RRI.CO.ID, Sofifi – Pelaksanaan Rapat Kerja Daerah (Rakerda) Kwartir Daerah (Kwarda) Gerakan Pramuka Maluku Utara mulai berlangsung pada Minggu, 14 Juni 2026, malam di Kantor Kwarda Gerakan Pramuka Maluku Utara, Sofifi. Kegiatan yang akan berlangsung selama dua hari ini diikuti oleh pengurus Kwartir Cabang (Kwarcab) Gerakan Pramuka dari 10 kabupaten/kota di Maluku Utara, meski Kwarcab Kabupaten Pulau Taliabu tercatat tidak menghadiri kegiatan tersebut.

Rakerda diawali dengan Pleno I yang membahas sosialisasi Kartu Tanda Anggota (KTA) Nasional dan aplikasi Ayo Pramuka. Agenda ini menjadi bagian dari upaya memperkuat sistem administrasi dan pengelolaan data kepramukaan secara terintegrasi, mulai dari tingkat cabang hingga nasional.

Ketua Kwarda Gerakan Pramuka Maluku Utara, H. Muhammad Abusama, dalam arahannya kepada peserta Rakerda menjelaskan bahwa sejumlah agenda pembahasan telah dimulai sebelum pembukaan resmi kegiatan. Menurutnya, langkah tersebut dilakukan untuk menyesuaikan jadwal kehadiran pemerintah daerah yang dijadwalkan membuka Rakerda.

Dalam kesempatan itu, Ka Ama, sapaan akrab H. Muhammad Abusama, menegaskan pentingnya program digitalisasi Pramuka yang menjadi salah satu fokus utama pembahasan Rakerda tahun ini. Menurutnya, digitalisasi akan memudahkan akses data dan informasi kepramukaan sekaligus mempercepat proses pelaporan dan penginputan data dari daerah ke tingkat nasional. Ia berharap setiap Kwarcab yang telah menunjuk Person in Charge (PIC) dapat berperan aktif dalam mempercepat implementasi sistem digital tersebut di Maluku Utara.

"Saya berharap dengan kehadiran PIC dari masing-masing kwarcab akan dapat mempercepat digitalisasi Pramuka di Maluku Utara" ujar Ka Ama di hadapan peserta Rakerda.

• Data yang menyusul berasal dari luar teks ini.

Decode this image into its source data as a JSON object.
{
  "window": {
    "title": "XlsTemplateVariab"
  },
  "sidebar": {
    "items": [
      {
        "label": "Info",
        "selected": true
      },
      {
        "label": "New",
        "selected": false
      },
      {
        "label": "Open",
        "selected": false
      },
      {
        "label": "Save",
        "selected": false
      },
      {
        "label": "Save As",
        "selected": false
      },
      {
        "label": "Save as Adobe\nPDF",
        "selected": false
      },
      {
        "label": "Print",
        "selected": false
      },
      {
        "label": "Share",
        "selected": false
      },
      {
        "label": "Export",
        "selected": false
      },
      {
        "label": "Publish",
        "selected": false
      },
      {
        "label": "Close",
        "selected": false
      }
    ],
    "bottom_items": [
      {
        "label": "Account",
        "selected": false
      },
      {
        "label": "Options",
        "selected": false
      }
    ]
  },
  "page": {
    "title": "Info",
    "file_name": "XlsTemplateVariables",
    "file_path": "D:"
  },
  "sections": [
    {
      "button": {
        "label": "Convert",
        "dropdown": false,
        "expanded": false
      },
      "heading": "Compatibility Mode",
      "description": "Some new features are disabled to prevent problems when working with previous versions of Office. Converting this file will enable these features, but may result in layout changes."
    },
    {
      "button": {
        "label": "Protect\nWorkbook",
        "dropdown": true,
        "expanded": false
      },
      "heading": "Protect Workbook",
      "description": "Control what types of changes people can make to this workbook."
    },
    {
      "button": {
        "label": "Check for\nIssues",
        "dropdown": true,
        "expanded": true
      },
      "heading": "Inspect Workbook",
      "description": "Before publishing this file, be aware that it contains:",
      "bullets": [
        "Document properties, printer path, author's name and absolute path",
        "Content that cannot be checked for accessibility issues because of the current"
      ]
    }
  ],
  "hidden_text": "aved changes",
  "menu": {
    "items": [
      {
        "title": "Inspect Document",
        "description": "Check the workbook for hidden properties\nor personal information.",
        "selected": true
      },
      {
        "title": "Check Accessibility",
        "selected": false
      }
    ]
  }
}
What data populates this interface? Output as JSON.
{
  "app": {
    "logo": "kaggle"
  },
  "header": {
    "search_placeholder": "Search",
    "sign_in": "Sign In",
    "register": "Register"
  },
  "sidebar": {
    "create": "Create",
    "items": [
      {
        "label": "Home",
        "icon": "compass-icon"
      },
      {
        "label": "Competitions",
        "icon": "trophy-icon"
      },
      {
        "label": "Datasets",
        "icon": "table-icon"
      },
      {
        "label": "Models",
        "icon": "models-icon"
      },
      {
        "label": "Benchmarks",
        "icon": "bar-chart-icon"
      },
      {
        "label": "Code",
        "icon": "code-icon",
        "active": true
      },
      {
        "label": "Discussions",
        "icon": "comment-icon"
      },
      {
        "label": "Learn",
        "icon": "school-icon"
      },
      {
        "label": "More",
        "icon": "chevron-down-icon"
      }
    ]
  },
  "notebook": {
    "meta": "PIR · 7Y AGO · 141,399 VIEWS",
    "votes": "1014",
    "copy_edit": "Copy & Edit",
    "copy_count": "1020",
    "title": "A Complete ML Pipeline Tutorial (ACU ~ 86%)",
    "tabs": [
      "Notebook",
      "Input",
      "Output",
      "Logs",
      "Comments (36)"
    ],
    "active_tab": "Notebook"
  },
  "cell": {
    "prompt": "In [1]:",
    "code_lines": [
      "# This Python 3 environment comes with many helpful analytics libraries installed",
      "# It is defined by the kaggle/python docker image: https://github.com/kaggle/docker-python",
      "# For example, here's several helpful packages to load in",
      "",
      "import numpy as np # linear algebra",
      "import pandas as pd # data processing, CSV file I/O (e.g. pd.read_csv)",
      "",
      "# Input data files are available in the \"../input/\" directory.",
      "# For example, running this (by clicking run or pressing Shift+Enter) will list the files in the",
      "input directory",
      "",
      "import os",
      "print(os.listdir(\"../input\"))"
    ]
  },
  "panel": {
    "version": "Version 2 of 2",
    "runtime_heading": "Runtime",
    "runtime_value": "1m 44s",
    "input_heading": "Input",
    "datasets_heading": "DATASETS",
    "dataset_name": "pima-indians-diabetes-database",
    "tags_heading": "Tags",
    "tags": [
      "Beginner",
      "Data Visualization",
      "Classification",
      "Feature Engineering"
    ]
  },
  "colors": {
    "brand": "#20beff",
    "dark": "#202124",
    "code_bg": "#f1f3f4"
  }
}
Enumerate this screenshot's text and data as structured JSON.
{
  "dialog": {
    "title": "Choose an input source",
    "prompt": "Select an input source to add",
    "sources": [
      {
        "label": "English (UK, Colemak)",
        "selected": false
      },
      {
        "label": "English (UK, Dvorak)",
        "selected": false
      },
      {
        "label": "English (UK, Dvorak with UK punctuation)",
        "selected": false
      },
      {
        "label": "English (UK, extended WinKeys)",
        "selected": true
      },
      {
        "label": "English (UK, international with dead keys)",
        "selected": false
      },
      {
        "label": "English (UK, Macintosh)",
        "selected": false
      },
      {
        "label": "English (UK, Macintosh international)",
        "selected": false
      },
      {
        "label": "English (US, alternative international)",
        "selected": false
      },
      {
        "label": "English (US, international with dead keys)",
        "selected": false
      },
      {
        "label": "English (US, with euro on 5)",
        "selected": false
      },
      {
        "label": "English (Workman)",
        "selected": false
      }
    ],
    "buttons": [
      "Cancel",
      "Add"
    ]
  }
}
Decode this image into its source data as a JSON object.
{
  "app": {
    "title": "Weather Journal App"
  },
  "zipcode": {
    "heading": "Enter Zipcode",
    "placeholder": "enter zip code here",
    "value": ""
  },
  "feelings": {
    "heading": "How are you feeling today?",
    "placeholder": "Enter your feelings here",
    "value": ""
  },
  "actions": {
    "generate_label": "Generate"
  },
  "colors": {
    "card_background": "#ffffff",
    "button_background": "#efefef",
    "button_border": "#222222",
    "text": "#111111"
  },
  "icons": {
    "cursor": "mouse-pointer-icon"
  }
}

Selain membahas digitalisasi, Rakerda juga menjadi forum evaluasi terhadap berbagai program yang telah dijalankan selama satu tahun terakhir. Para peserta turut membahas rencana program kerja ke depan dengan tetap menyesuaikan kondisi efisiensi anggaran, tanpa mengurangi kegiatan pembinaan kepramukaan yang menjadi program rutin organisasi.

Persiapan menghadapi Jambore Nasional (Jamnas) juga menjadi salah satu agenda strategis dalam Rakerda kali ini. Pembahasan difokuskan pada penyamaan persepsi seluruh Kwarcab terkait proses persiapan, keberangkatan, pelaksanaan hingga pemulangan peserta Jamnas. Langkah tersebut dilakukan untuk memastikan seluruh tahapan berjalan transparan, terkoordinasi, dan sesuai dengan ketentuan yang berlaku.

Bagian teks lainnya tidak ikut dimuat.